Dalam jumpa pers itu, hadir pula Direktur Monitoring, Advokasi, dan Jaringan Pusat Studi Hukum dan Kebijakan Ronald Rofiandri dan peneliti korupsi politik Indonesia Corruption Watch, Abdullah Dahlan.

Menurut Roy, berdasarkan DIPA Setjen DPR 2010, biaya pemeliharaan jaringan sistem informasi website resmi DPR, yakni www.dpr.go.id, pada 2010 berkisar Rp 9,75 miliar, yang terdiri dari biaya pembayaran provider website senilai Rp 8,4 miliar per tahun dan biaya pemeliharaan situs www.dpr.go.id senilai Rp 1,3 miliar.

"Kemudian, ada program untuk pengembangan sistem informasi dengan budget Rp 9,3 miliar pada 2010 dan Rp 12 miliar pada 2009," katanya.

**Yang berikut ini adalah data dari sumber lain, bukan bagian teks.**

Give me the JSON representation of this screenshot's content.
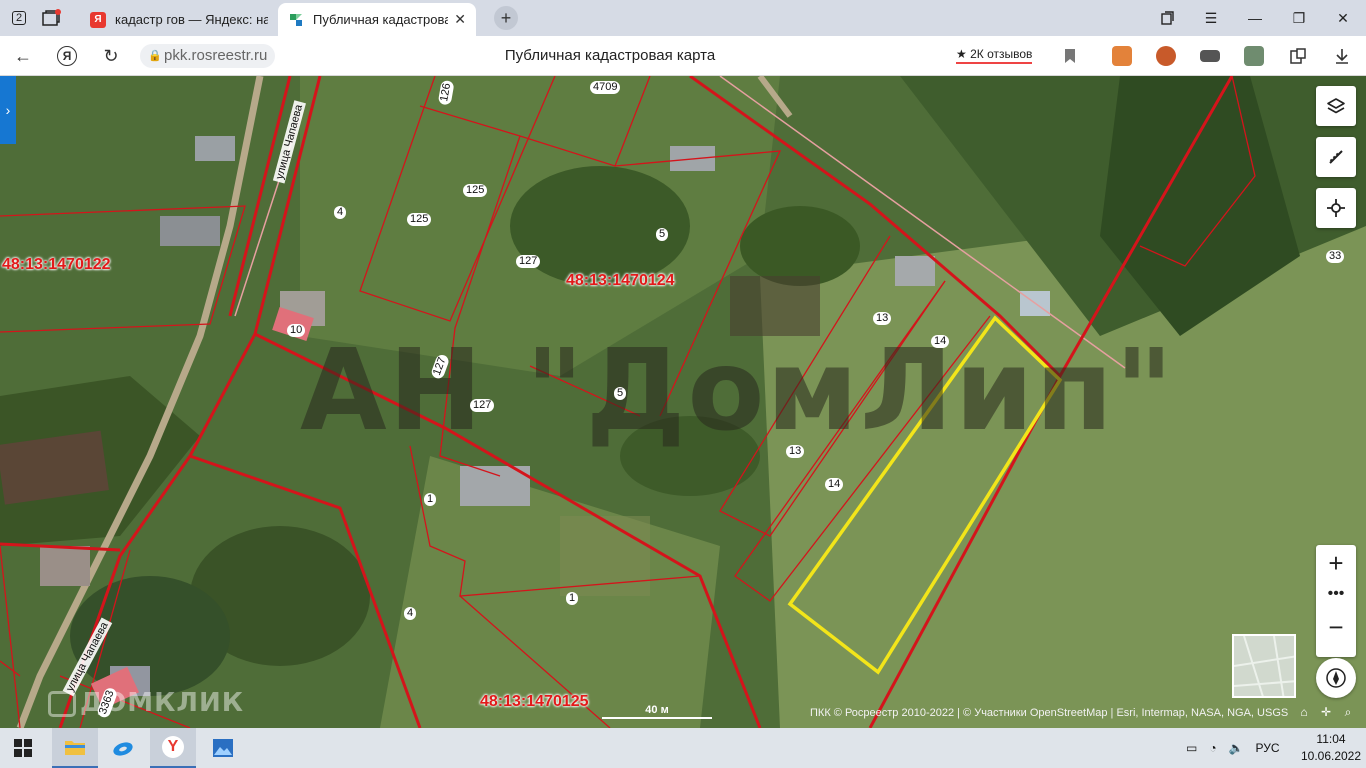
{
  "browser": {
    "tab_counter": "2",
    "tabs": [
      {
        "title": "кадастр гов — Яндекс: нашл",
        "favicon": "Я",
        "favicon_color": "#e8382f"
      },
      {
        "title": "Публичная кадастровая кар",
        "favicon": "",
        "favicon_color": "#2a9d5c"
      }
    ],
    "url": "pkk.rosreestr.ru",
    "page_title": "Публичная кадастровая карта",
    "reviews": "★ 2К отзывов"
  },
  "map": {
    "watermark": "АН \"ДомЛип\"",
    "brand_watermark": "ДОМКЛИК",
    "cadastral_quarters": [
      "48:13:1470122",
      "48:13:1470124",
      "48:13:1470125"
    ],
    "plot_numbers": [
      "126",
      "4709",
      "125",
      "125",
      "4",
      "127",
      "5",
      "33",
      "10",
      "13",
      "14",
      "127",
      "127",
      "5",
      "13",
      "14",
      "1",
      "1",
      "4",
      "3363"
    ],
    "streets": [
      "улица Чапаева",
      "улица Чапаева"
    ],
    "scale_label": "40 м",
    "copyright": "ПКК © Росреестр 2010-2022 | © Участники OpenStreetMap | Esri, Intermap, NASA, NGA, USGS",
    "accent_color": "#e21a1a",
    "highlight_color": "#f2e51a"
  },
  "taskbar": {
    "language": "РУС",
    "time": "11:04",
    "date": "10.06.2022"
  }
}
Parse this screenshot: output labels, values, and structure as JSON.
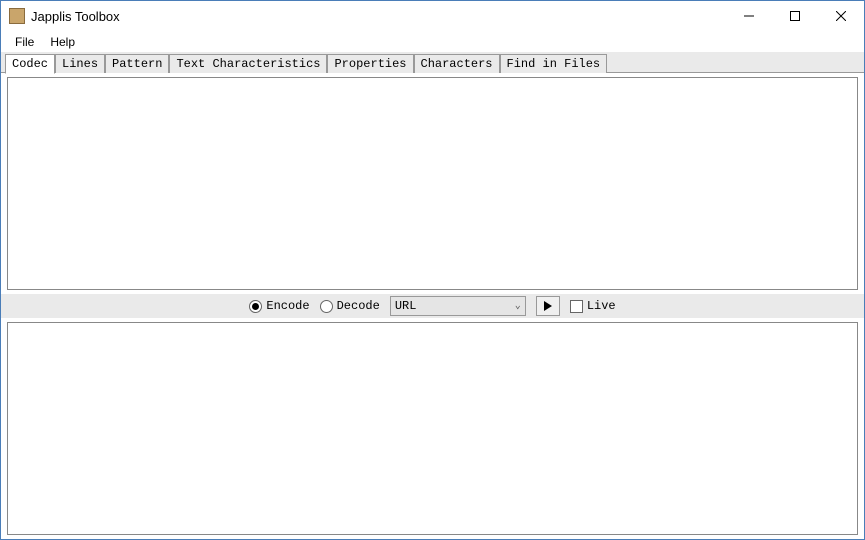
{
  "window": {
    "title": "Japplis Toolbox"
  },
  "menubar": {
    "items": [
      "File",
      "Help"
    ]
  },
  "tabs": {
    "items": [
      "Codec",
      "Lines",
      "Pattern",
      "Text Characteristics",
      "Properties",
      "Characters",
      "Find in Files"
    ],
    "active_index": 0
  },
  "codec": {
    "input_value": "",
    "output_value": "",
    "mode_options": {
      "encode": "Encode",
      "decode": "Decode"
    },
    "mode_selected": "encode",
    "format_selected": "URL",
    "live_label": "Live",
    "live_checked": false
  }
}
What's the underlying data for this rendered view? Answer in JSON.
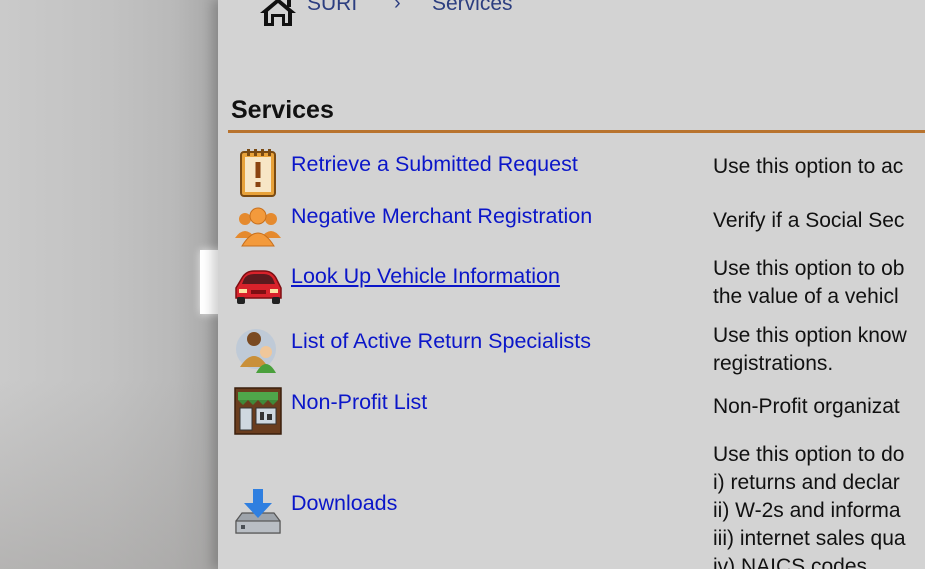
{
  "breadcrumb": {
    "home_icon": "home-icon",
    "items": [
      "SURI",
      "Services"
    ],
    "separator": "›"
  },
  "page": {
    "title": "Services"
  },
  "services": [
    {
      "icon": "clipboard-exclamation-icon",
      "label": "Retrieve a Submitted Request",
      "description": [
        "Use this option to ac"
      ]
    },
    {
      "icon": "group-people-icon",
      "label": "Negative Merchant Registration",
      "description": [
        "Verify if a Social Sec"
      ]
    },
    {
      "icon": "red-car-icon",
      "label": "Look Up Vehicle Information",
      "description": [
        "Use this option to ob",
        "the value of a vehicl"
      ],
      "highlighted": true
    },
    {
      "icon": "specialists-icon",
      "label": "List of Active Return Specialists",
      "description": [
        "Use this option know",
        "registrations."
      ]
    },
    {
      "icon": "storefront-icon",
      "label": "Non-Profit List",
      "description": [
        "Non-Profit organizat"
      ]
    },
    {
      "icon": "download-tray-icon",
      "label": "Downloads",
      "description": [
        "Use this option to do",
        "i) returns and declar",
        "ii) W-2s and informa",
        "iii) internet sales qua",
        "iv) NAICS codes"
      ]
    }
  ],
  "colors": {
    "link": "#0b16c9",
    "breadcrumb": "#2c3e80",
    "rule": "#b8732e",
    "panel": "#d3d3d3"
  }
}
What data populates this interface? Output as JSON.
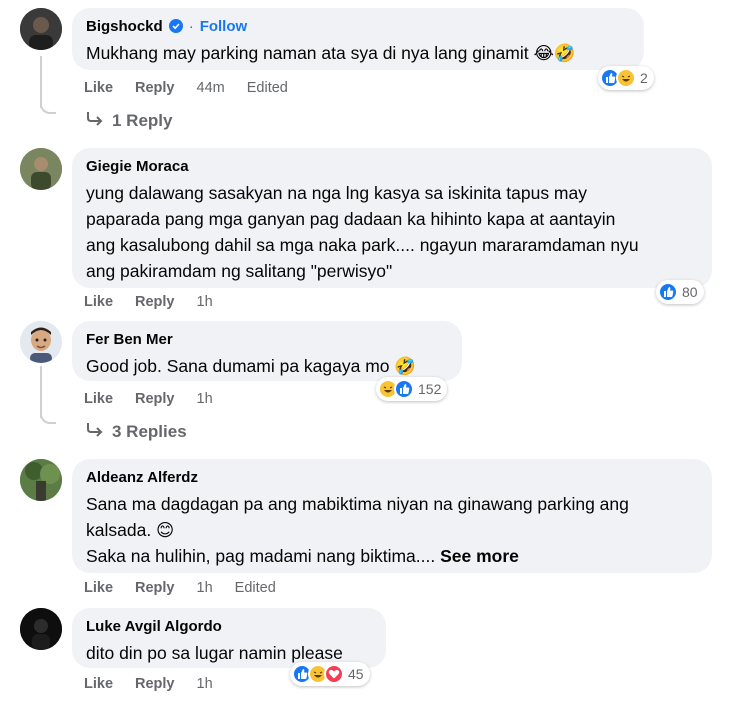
{
  "comments": [
    {
      "name": "Bigshockd",
      "verified": true,
      "follow": "Follow",
      "dot": "·",
      "text": "Mukhang may parking naman ata sya di nya lang ginamit 😂🤣",
      "like": "Like",
      "reply": "Reply",
      "time": "44m",
      "edited": "Edited",
      "reactions": [
        "like",
        "haha"
      ],
      "reaction_count": "2",
      "replies_label": "1 Reply"
    },
    {
      "name": "Giegie Moraca",
      "text_lines": [
        "yung dalawang sasakyan na nga lng kasya sa iskinita tapus may",
        "paparada pang mga ganyan pag dadaan ka hihinto kapa at aantayin",
        "ang kasalubong dahil sa mga naka park.... ngayun mararamdaman nyu",
        "ang pakiramdam ng salitang \"perwisyo\""
      ],
      "like": "Like",
      "reply": "Reply",
      "time": "1h",
      "reactions": [
        "like"
      ],
      "reaction_count": "80"
    },
    {
      "name": "Fer Ben Mer",
      "text": "Good job. Sana dumami pa kagaya mo 🤣",
      "like": "Like",
      "reply": "Reply",
      "time": "1h",
      "reactions": [
        "haha",
        "like"
      ],
      "reaction_count": "152",
      "replies_label": "3 Replies"
    },
    {
      "name": "Aldeanz Alferdz",
      "text_line1": "Sana ma dagdagan pa ang mabiktima niyan na ginawang parking ang",
      "text_line2": "kalsada. 😊",
      "text_line3": "Saka na hulihin, pag madami nang biktima....",
      "see_more": "See more",
      "like": "Like",
      "reply": "Reply",
      "time": "1h",
      "edited": "Edited"
    },
    {
      "name": "Luke Avgil Algordo",
      "text": "dito din po sa lugar namin please",
      "like": "Like",
      "reply": "Reply",
      "time": "1h",
      "reactions": [
        "like",
        "haha",
        "love"
      ],
      "reaction_count": "45"
    }
  ],
  "colors": {
    "bubble": "#f0f2f5",
    "link_blue": "#1877f2",
    "meta_gray": "#65676b",
    "haha_yellow": "#f7c234",
    "love_red": "#f33e58"
  },
  "icons": {
    "verified": "verified-badge-icon",
    "reply_arrow": "reply-arrow-icon",
    "like_reaction": "thumbs-up-icon",
    "haha_reaction": "laughing-face-icon",
    "love_reaction": "heart-icon"
  }
}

Sayangnya, website resmi DPR yang menelan biaya cukup besar itu, lanjutnya, tidak dimanfaatkan dengan baik. Contohnya, situs itu tidak digunakan untuk memublikasikan hasil studi banding DPR ke luar negeri selama 2009-2014. Situs www.dpr.go.id juga tidak menyediakan fitur tersendiri yang menempatkan laporan kunjungan ke luar negeri.

"Laporan studi banding BURT ke Maroko, Jerman, Perancis, studi banding Panja RUU Kepramukaan ke Korsel, Jepang, dan Afrika Selatan, studi banding Badan Kehormatan ke Yunani adalah contoh laporan yang hingga saat ini belum dipublikasikan melalui situas dpr.go.id," ujarnya.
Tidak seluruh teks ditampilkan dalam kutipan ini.